Today I needed to scrape Facebook share dialogs to be used as dynamic preview samples in our app builder for facebook apps. I've taken Firebug 1.5 codebase and added a new context menu option "Copy HTML with inlined styles". I've copied their getElementHTML function from lib.js and modified it to do this:
- remove class, id and style attributes
- remove onclick and similar javascript handlers
- remove all data-something attributes
- remove explicit hrefs and replace them with "#"
- replace all block level elements with div and inline element with span (to prevent inheriting styles on target page)
- absolutize relative urls
- inline all applied non-default css atributes into brand new style attribute
- reduce inline style bloat by considering styling parent/child inheritance by traversion DOM tree up
- indent output
It works well for simpler pages, but the solution is not 100% robust because of bugs in Firebug (or Firefox?).

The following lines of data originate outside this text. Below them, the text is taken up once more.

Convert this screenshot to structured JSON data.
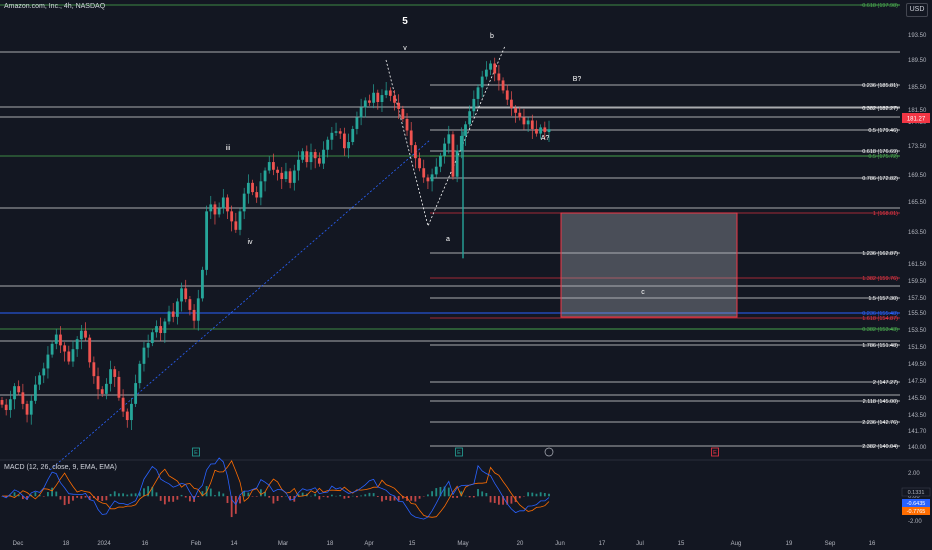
{
  "header": {
    "symbol": "Amazon.com, Inc., 4h, NASDAQ",
    "currency": "USD"
  },
  "macd": {
    "label": "MACD (12, 26, close, 9, EMA, EMA)",
    "values": [
      "0.1331",
      "-0.6435",
      "-0.7765"
    ],
    "axis": [
      "2.00",
      "0.00",
      "-2.00"
    ]
  },
  "colors": {
    "bg": "#131722",
    "up": "#26a69a",
    "down": "#ef5350",
    "fib": "#ffffff",
    "fib_green": "#4caf50",
    "fib_red": "#f23645",
    "fib_blue": "#2962ff",
    "macd": "#2962ff",
    "signal": "#ff6d00"
  },
  "chart_data": {
    "type": "candlestick",
    "y_ticks": [
      "193.50",
      "189.50",
      "185.50",
      "181.50",
      "177.50",
      "173.50",
      "169.50",
      "165.50",
      "163.50",
      "161.50",
      "159.50",
      "157.50",
      "155.50",
      "153.50",
      "151.50",
      "149.50",
      "147.50",
      "145.50",
      "143.50",
      "141.70",
      "140.00"
    ],
    "x_ticks": [
      "Dec",
      "18",
      "2024",
      "16",
      "Feb",
      "14",
      "Mar",
      "18",
      "Apr",
      "15",
      "May",
      "20",
      "Jun",
      "17",
      "Jul",
      "15",
      "Aug",
      "19",
      "Sep",
      "16"
    ],
    "last_price": "181.27",
    "wave_labels": [
      "5",
      "v",
      "b",
      "iii",
      "iv",
      "a",
      "B?",
      "A?",
      "c"
    ],
    "event_badges": [
      "E",
      "E",
      "E"
    ],
    "fib_levels": [
      {
        "label": "0.618 (197.98)",
        "color": "green"
      },
      {
        "label": "0.236 (185.81)",
        "color": "white"
      },
      {
        "label": "0.382 (182.27)",
        "color": "white"
      },
      {
        "label": "0.5 (179.46)",
        "color": "white"
      },
      {
        "label": "0.618 (176.69)",
        "color": "white"
      },
      {
        "label": "0.5 (175.72)",
        "color": "green"
      },
      {
        "label": "0.786 (172.82)",
        "color": "white"
      },
      {
        "label": "1 (168.01)",
        "color": "red"
      },
      {
        "label": "1.236 (162.87)",
        "color": "white"
      },
      {
        "label": "1.382 (159.76)",
        "color": "red"
      },
      {
        "label": "1.5 (157.30)",
        "color": "white"
      },
      {
        "label": "0.236 (155.48)",
        "color": "blue"
      },
      {
        "label": "1.618 (154.87)",
        "color": "red"
      },
      {
        "label": "0.382 (153.43)",
        "color": "green"
      },
      {
        "label": "1.786 (151.48)",
        "color": "white"
      },
      {
        "label": "2 (147.27)",
        "color": "white"
      },
      {
        "label": "2.118 (145.00)",
        "color": "white"
      },
      {
        "label": "2.236 (142.76)",
        "color": "white"
      },
      {
        "label": "2.382 (140.04)",
        "color": "white"
      }
    ],
    "candles_close": [
      145.5,
      144.8,
      146.2,
      147.9,
      147.1,
      145.6,
      144.2,
      146.0,
      148.1,
      149.3,
      150.2,
      152.0,
      153.4,
      154.6,
      153.2,
      152.4,
      151.1,
      152.7,
      154.0,
      155.1,
      154.2,
      151.0,
      149.2,
      147.5,
      146.9,
      148.2,
      150.1,
      149.1,
      146.4,
      144.6,
      143.5,
      145.6,
      148.3,
      150.8,
      152.9,
      153.5,
      154.9,
      155.7,
      154.8,
      156.3,
      157.6,
      156.9,
      158.9,
      160.6,
      159.2,
      157.8,
      156.4,
      159.3,
      163.0,
      170.6,
      171.5,
      170.2,
      171.0,
      172.4,
      170.6,
      169.3,
      168.2,
      170.6,
      172.9,
      174.3,
      173.1,
      172.4,
      174.5,
      175.9,
      177.0,
      176.0,
      175.6,
      174.8,
      175.8,
      174.3,
      175.9,
      177.3,
      178.4,
      177.0,
      178.3,
      177.5,
      176.8,
      178.6,
      179.9,
      180.8,
      181.0,
      180.7,
      178.8,
      179.6,
      181.3,
      182.8,
      184.1,
      185.0,
      184.7,
      186.0,
      184.8,
      185.7,
      186.3,
      185.6,
      184.7,
      183.9,
      182.6,
      181.1,
      179.2,
      177.5,
      176.2,
      175.0,
      174.5,
      175.4,
      176.4,
      177.8,
      179.4,
      180.6,
      175.1,
      178.5,
      180.4,
      181.9,
      183.6,
      185.2,
      186.7,
      188.1,
      189.0,
      189.8,
      188.5,
      187.6,
      186.3,
      185.1,
      184.0,
      183.4,
      182.8,
      181.9,
      182.4,
      181.3,
      180.7,
      181.5,
      180.9,
      181.27
    ]
  }
}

But it is definitely usable when operated by a web developer who can debug and fix all quirks.
Problems I've found so far:
- sometimes clear css property is not emitted (it breaks layout pretty badly)
- :hover and other pseudo-classes cannot be captured this way
- firefox keeps only mozilla specific css properties/values in it's model, so for example you lose -webkit-border-radius, because this was skipped by CSS parser
Anyway, this solution saved lot of my time. Originally I was manually selecting pieces of their stylesheets and doing manual selection and postprocessing. It was slow, boring and polluted our class namespace. Now I'm able to scrape facebook markup in minutes instead of hours and exported markup does not interfere with the rest of the page.
A good start would be the following: make a pass through the patch of HTML you plan to extract, collecting each element (and its ID/classes/inline styles) to an array. Grab the styles for those element IDs & classes from the page's stylesheets immediately.
Then, from the outermost element(s) in the target patch, work your way up through the rest of the elements in the DOM in a similar fashion, eventually all the way up to the body and HTML elements, comparing against your initial array and collecting any styles that weren't declared within the target patch or its applied styles.
You'll also want to check for any * declarations and grab those as well. Then, make sure when you're reapplying the styles to your eventual output you do so in the right order, as you collected them from low-to-high in the DOM hierarchy and they'll need to be reapplied high-to-low.
A quick hack would be to pull down their CSS file and apply it to the page you are using to display the data. To avoid any interference you could load the page into an IFrame wherever you need to display it. Of course, I have to question the intention of this code. Are you allowed to republish the information you are scraping?